We loved the Farm Park, by the way. Loads to do and see – otters, llamas, iguanas, GIANT rabbits and the cutest monkeys you’ll ever see. They’re called squirrel monkeys and they are about the size guessed it, squirrels. The park has also giant bouncy pillows – think of the floor of the bouncy castle without the castle, slides, quad bikes and trampolines. Well worth a visit for anyone with families out there. Lots of kids with smiles plastered all over the faces being the best judge of the quality of the place.

Some of the children there were absolute wizards on the old trampolines. We used to just try and jump as high as we could. Now of course if you don’t have a trampoline in your back garden you’re the odd one out. And it showed with somersaults, flips and spins on display.
This reminded me of my brief career as a world class trampolinist. When I were a lad, the only people who could afford trampolines were t’ council. The list of unaffordables was long and included colour TV’s , football boots and foreign holidays. But hey, wagon wheels were HUGE and mars bars had more than 3 bites in’em. Life is but a series of payoffs, innit? Where was I? Oh, right...there was some trampolines down Barassie shore in Troon. They were rectangular and set up with two rows of five inside a wire fence about seven feet high.

I was about twelve – so that is my defence for what happened next...after a good ten minute session of bouncing I was the only child within the fenced enclosure. Fantastic! I had all these trampolines to myself. So I decided that I would make use of this and jump from one to the other down the line. There was about a foot of grass between each one so with just a little effort I could easily get from one to the other. The big mistake was when I decided that I should only allow myself one bounce on each trampoline, with the grass being out of bounds, on my attempt to travel to the far end.

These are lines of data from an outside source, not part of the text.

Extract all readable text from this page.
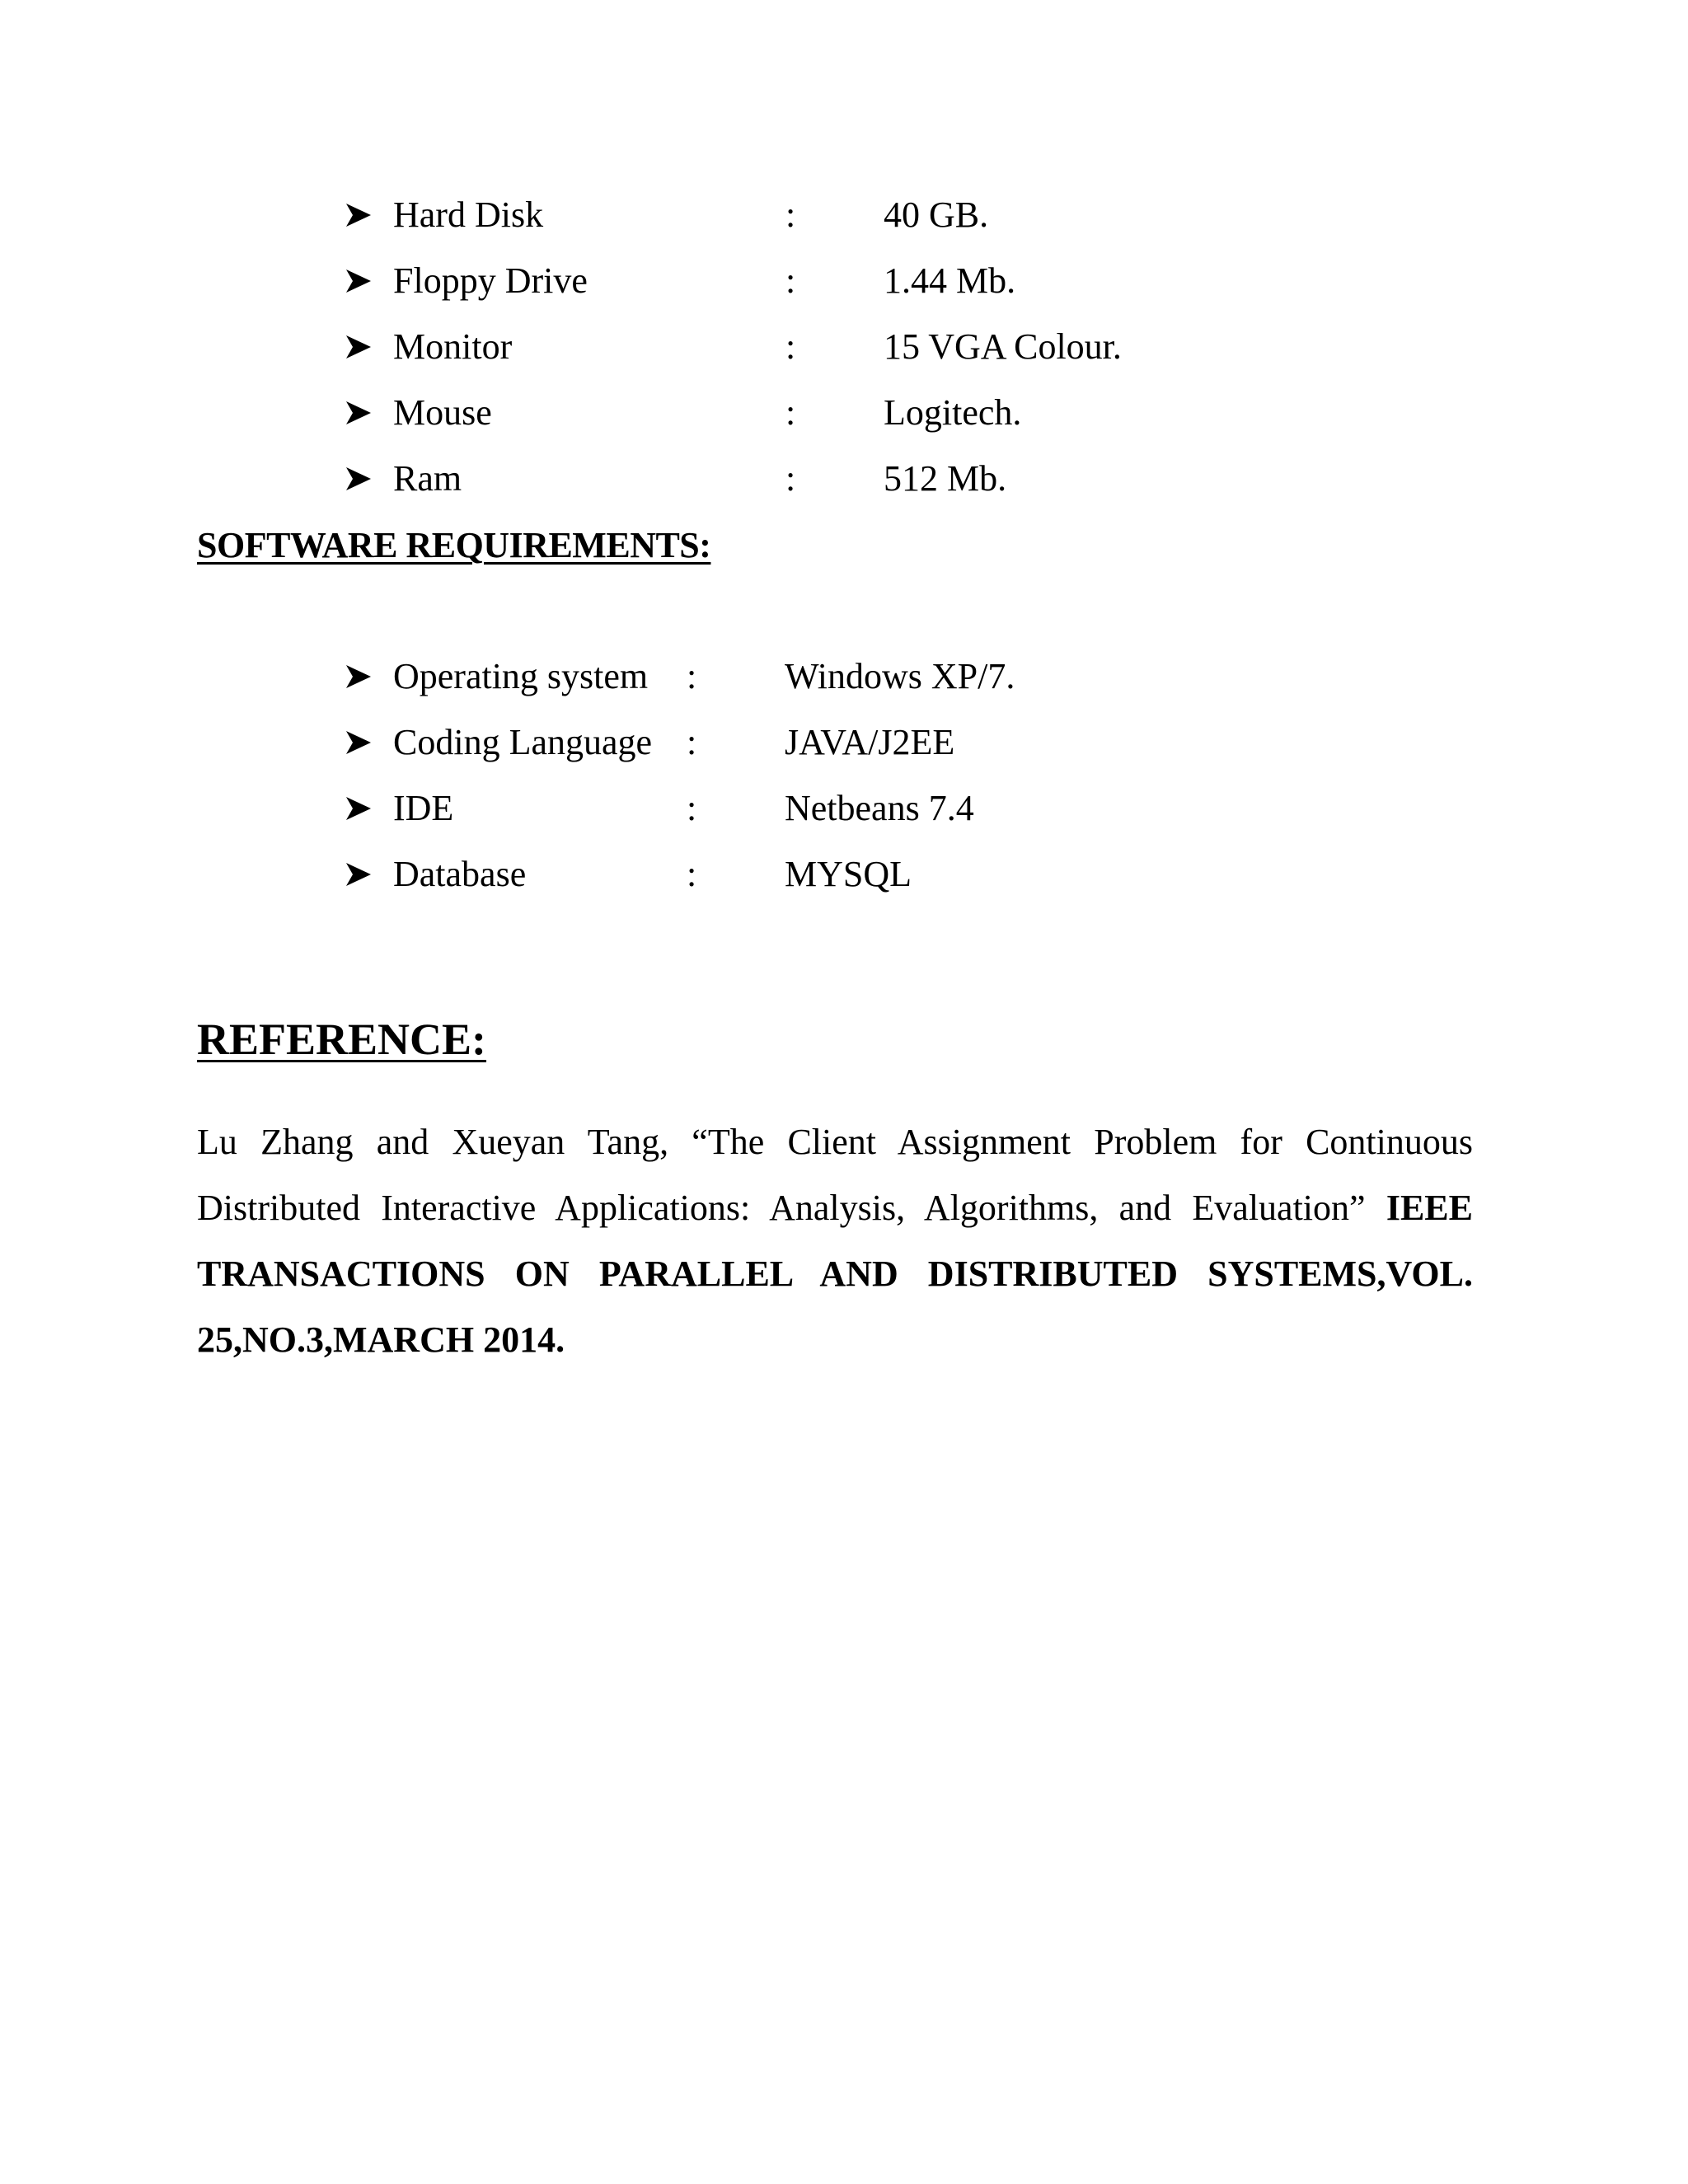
Hard Disk	: 40 GB.
Floppy Drive	: 1.44 Mb.
Monitor	: 15 VGA Colour.
Mouse	: Logitech.
Ram	: 512 Mb.
SOFTWARE REQUIREMENTS:
Operating system : Windows XP/7.
Coding Language : JAVA/J2EE
IDE	: Netbeans 7.4
Database	: MYSQL
REFERENCE:
Lu Zhang and Xueyan Tang, “The Client Assignment Problem for Continuous Distributed Interactive Applications: Analysis, Algorithms, and Evaluation” IEEE TRANSACTIONS ON PARALLEL AND DISTRIBUTED SYSTEMS,VOL. 25,NO.3,MARCH 2014.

I bounced down towards the end, only realising that I had built up a fair amount of momentum when I got to trampoline number 5, with nothing to halt my forward movement apart from a bloody big fence. I crashed into it head first and crumpled to the floor.
I cried, dear reader and I had a nice mesh effect on the left side of my face for at least 4 weeks.


  1. We used to go to Troon with my cousins. One time, my elder cousin had just scarfed an ice cream, then wanted to go on the trampolines. The result was predictable: sproing, sproing, sproing, boak.

  2. Hey, T.A. you're welcome. Thanks for popping by.